Cruzaba a la carrera, cuando una mano amiga me hizo stop, era una querida periodista, que tomó sus hábitos de pluma y micrófono, en los años en los que me desparramaba en ruedas de prensa para contar la buena nueva, o vieja, de mis labores municipales.
Lo que aventuraba como un saludo breve de gran afecto, se convirtió en una charla, que no ha dejado de preocuparme. Sorpresivamente, me preguntó como veía la cosa de cara a la jornada electoral del 10 de Noviembre, a lo que me entraron las ganas de contestarle, -por un lado ya ves, por otro, qué quieres que te diga.
Prosiguió, ante la perplejidad de mi gesto-respuesta, contándome que ella que se iba a abstener había decidido votar con todas sus fuerzas y hacer militancia entre los suyos, tras haber sido enviada a cubrir el mitin de campaña de VOX, que se había celebrado en Málaga, con su cabeza de cartel Santiago Abascal.
Primero me dijo, que su técnico se había mostrado reacio a entrar ante la atmósfera  aguerrida, de asistentes y convocantes, inusual para él, que había vivido mil batallas electorales durante muchos años; que su directora y ella estaban estupefactas, ante la cantidad de barbaridades que soltaron en sus proclamas, las que eran vitoreadas con fervor por sus seguidores, y sobretodo la falta de verdad en las referencias históricas que se utilizaron por el orador principal.

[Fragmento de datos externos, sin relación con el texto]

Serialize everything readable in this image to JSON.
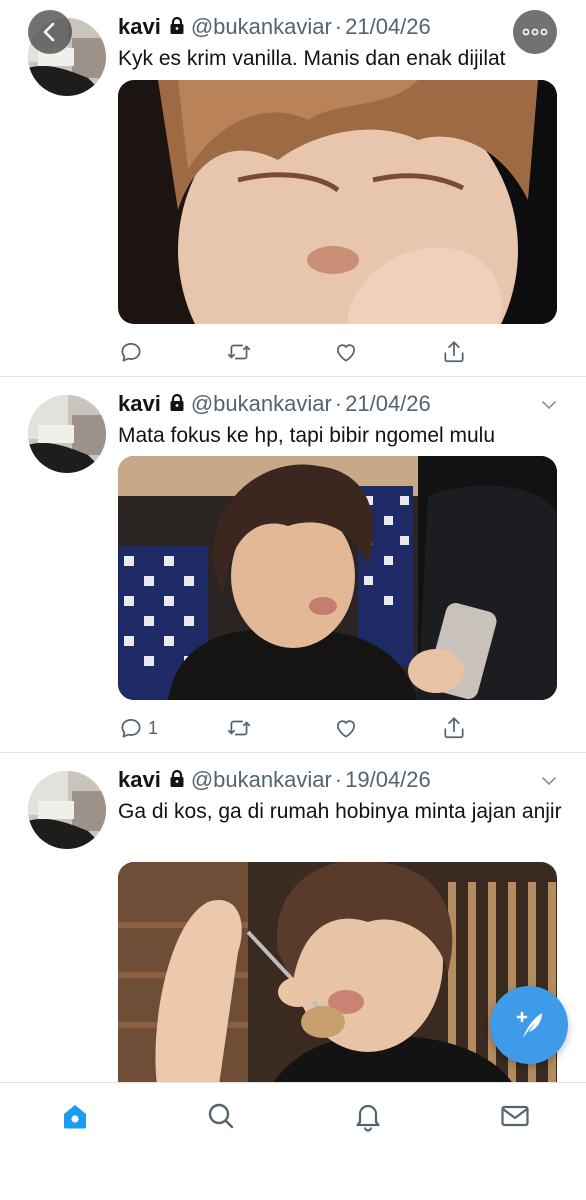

Lo que ya colmo el vaso de su indignación, es cuando el joven jefe de prensa de VOX, al parecer un periodista jovencito, les espetó al grupo, -¡A ver lo que contáis!, lo que como suena en el argot, es de esas amenazas ladinas contra la libertad de prensa, que tanto se deben de proteger en la profesión de informante.

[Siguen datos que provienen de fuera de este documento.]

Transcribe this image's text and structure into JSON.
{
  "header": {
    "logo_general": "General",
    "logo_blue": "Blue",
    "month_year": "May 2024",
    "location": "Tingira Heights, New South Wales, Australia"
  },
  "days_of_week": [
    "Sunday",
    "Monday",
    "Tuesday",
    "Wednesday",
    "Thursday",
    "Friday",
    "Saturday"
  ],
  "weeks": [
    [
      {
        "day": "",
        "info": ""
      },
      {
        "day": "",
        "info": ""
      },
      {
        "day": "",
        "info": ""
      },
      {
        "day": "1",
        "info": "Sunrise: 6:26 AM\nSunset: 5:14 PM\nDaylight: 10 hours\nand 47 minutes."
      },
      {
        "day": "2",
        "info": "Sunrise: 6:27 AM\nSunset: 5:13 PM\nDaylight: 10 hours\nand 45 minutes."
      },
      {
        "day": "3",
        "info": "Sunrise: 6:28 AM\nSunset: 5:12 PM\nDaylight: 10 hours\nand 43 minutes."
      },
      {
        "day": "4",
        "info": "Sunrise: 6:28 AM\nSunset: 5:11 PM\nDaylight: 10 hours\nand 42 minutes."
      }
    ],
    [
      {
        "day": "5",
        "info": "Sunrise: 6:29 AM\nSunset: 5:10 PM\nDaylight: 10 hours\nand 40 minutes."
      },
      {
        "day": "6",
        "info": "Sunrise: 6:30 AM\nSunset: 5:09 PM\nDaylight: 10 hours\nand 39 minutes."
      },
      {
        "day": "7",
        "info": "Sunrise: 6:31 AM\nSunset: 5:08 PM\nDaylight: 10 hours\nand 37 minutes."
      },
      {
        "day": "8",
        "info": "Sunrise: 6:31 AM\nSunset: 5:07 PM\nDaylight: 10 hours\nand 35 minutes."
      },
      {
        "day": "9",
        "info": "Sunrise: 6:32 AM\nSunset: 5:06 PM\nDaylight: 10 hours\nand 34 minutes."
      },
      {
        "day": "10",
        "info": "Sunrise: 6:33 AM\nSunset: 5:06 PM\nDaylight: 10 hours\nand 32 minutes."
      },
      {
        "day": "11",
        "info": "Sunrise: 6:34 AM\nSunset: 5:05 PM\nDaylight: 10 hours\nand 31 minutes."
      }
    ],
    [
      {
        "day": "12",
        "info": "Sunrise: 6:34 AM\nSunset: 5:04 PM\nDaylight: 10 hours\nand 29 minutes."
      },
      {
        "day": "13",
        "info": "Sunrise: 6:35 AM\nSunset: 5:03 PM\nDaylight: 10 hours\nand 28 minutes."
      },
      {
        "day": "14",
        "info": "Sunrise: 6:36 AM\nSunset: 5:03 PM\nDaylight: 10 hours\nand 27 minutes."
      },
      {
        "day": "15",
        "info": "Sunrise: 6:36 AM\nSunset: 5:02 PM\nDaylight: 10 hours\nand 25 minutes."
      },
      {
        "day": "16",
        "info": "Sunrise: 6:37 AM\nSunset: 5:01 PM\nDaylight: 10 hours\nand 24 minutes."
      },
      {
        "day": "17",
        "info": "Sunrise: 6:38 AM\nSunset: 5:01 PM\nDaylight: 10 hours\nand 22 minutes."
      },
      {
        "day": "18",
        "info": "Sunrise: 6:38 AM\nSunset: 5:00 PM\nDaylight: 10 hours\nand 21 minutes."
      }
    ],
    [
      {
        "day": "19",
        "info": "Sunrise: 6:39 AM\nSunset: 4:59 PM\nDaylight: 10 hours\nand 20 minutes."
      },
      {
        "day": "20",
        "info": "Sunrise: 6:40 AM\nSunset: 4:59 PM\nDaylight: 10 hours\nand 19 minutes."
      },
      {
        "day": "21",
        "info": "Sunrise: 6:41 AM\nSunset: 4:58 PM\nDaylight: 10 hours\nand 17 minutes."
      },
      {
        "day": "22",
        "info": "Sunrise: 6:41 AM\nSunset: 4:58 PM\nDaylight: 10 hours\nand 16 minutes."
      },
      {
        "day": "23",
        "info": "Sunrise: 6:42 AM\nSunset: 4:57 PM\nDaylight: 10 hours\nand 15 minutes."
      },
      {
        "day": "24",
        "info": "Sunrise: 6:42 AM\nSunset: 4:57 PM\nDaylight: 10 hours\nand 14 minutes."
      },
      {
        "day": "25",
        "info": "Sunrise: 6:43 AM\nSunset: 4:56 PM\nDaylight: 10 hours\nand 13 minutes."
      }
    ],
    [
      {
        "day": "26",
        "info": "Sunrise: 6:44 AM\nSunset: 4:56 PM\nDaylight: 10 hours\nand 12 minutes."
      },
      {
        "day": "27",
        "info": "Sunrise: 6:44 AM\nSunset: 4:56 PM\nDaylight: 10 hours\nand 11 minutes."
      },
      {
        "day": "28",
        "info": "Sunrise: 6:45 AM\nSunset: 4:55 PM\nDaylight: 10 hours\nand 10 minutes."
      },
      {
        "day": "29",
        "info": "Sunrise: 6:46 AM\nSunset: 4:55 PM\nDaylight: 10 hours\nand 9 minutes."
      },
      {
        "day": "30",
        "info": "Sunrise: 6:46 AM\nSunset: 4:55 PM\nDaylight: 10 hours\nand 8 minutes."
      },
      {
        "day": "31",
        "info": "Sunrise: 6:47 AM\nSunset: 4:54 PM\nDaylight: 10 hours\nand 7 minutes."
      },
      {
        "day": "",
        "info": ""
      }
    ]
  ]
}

Con el “yuyu” a flor de piel de mi entrañable amiga, ante tantos desconsuelos, me sentí reconfortado, por no haber tenido que sacar mi vademecum de razones, por las que había que votar al PSOE, o más, incluso para no abstenerse.

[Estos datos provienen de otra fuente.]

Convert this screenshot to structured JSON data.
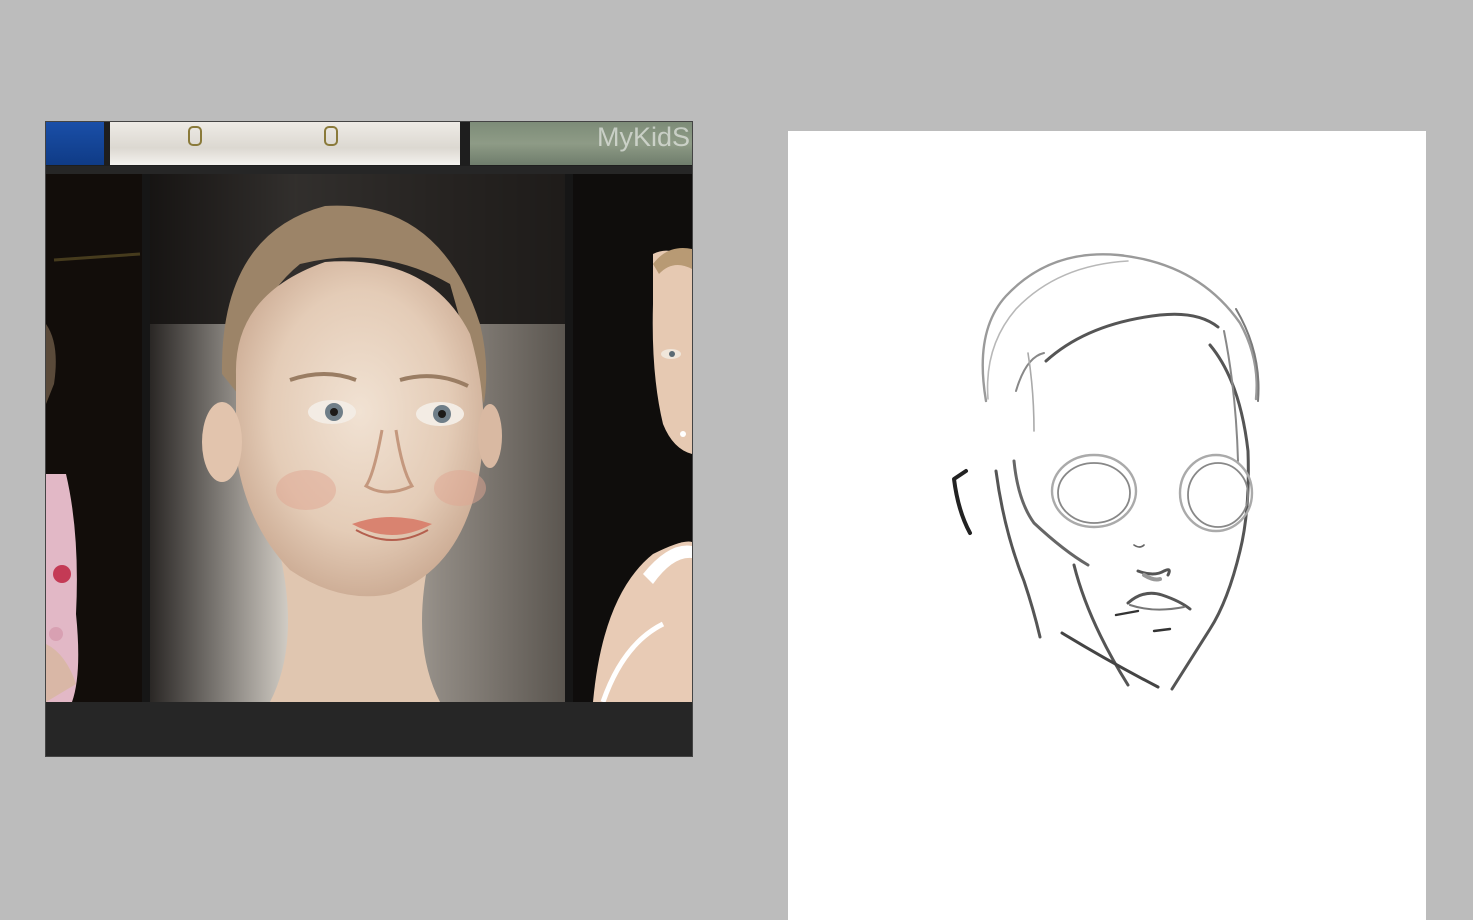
{
  "reference_panel": {
    "thumbnails": [
      {
        "name": "thumb-blue"
      },
      {
        "name": "thumb-white"
      },
      {
        "name": "thumb-green",
        "watermark": "MyKidS"
      }
    ],
    "photos": [
      {
        "name": "photo-left"
      },
      {
        "name": "photo-center",
        "subject": "portrait"
      },
      {
        "name": "photo-right"
      }
    ]
  },
  "colors": {
    "workspace_bg": "#bcbcbc",
    "panel_bg": "#262626",
    "canvas_bg": "#ffffff",
    "stroke": "#333333"
  }
}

Las tres derechas con sus graduaciones entre extremas, disimuladas y entrenadas, no siente empacho, como en Andalucía, de saltarse a la torera los cordones sanitarios europeos ante los movimientos extremos populistas. Lo único que puede parar su juego para provocar la abstención, es un voto masivo para continuar con nuestro progreso, animadamente democrático, que siga alejándonos de nuestro pasado más oscuro, y no nos haga retroceder al lejano paisanaje de nuestras intolerancias patrias.